How could the water have been discovered at such a distance?

With ALMA, impressive observations are made: its reception of light in millimeters and submillimeter wavelengths from space used to discover cosmic origin. This radio telescope located in Chajnantor, in the Atacama Desert (Chile), captures the light coming from the large cold clouds in space and from some of the most distant and youngest galaxies. With this information, data are obtained on the physical and chemical composition present in these molecular clouds.

With high-resolution molecular gas observations of the galactic ensemble SPT0311-58, molecules of water and carbon monoxide could be detected in the larger of the two galaxies.

In previous studies, it has been shown that water is the third most abundant molecule in the universe, after hydrogen and CO. But … which detection method confirmed it? The authors of the study relied on the link between water and dust emissions in the far infrared range.

The study of dust and gas allows us to know the chemical properties of these galaxies, the number of stars formed there, and the interplay between them.
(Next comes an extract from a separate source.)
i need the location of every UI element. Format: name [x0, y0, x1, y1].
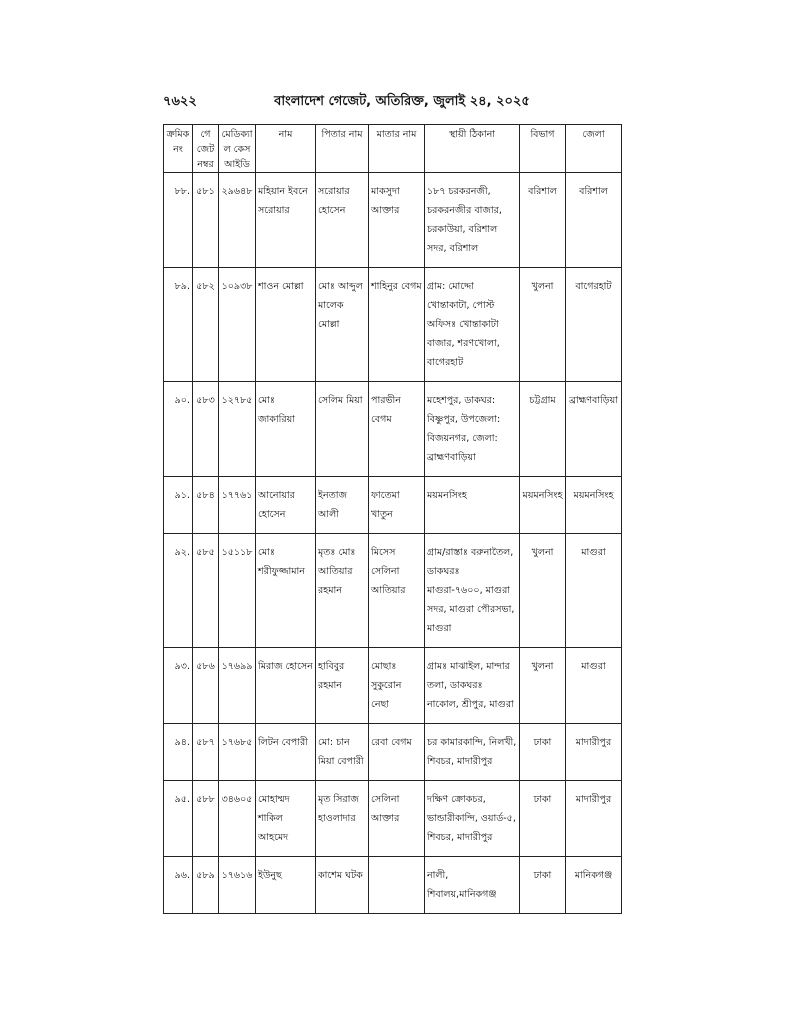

The dust, which absorbs the ultraviolet radiation from the galaxy’s stars, re-emits in the form of photons in the distant infrared. In this way, the water molecules are stimulated, causing them to emit, and this is how researchers get observations.

The lead author concludes with a question she raises in this study: “How could all this gas and dust combine to give rise to stars and galaxies so early in the history of the universe?” It remains a long astrophysical path to go to solve this great mystery.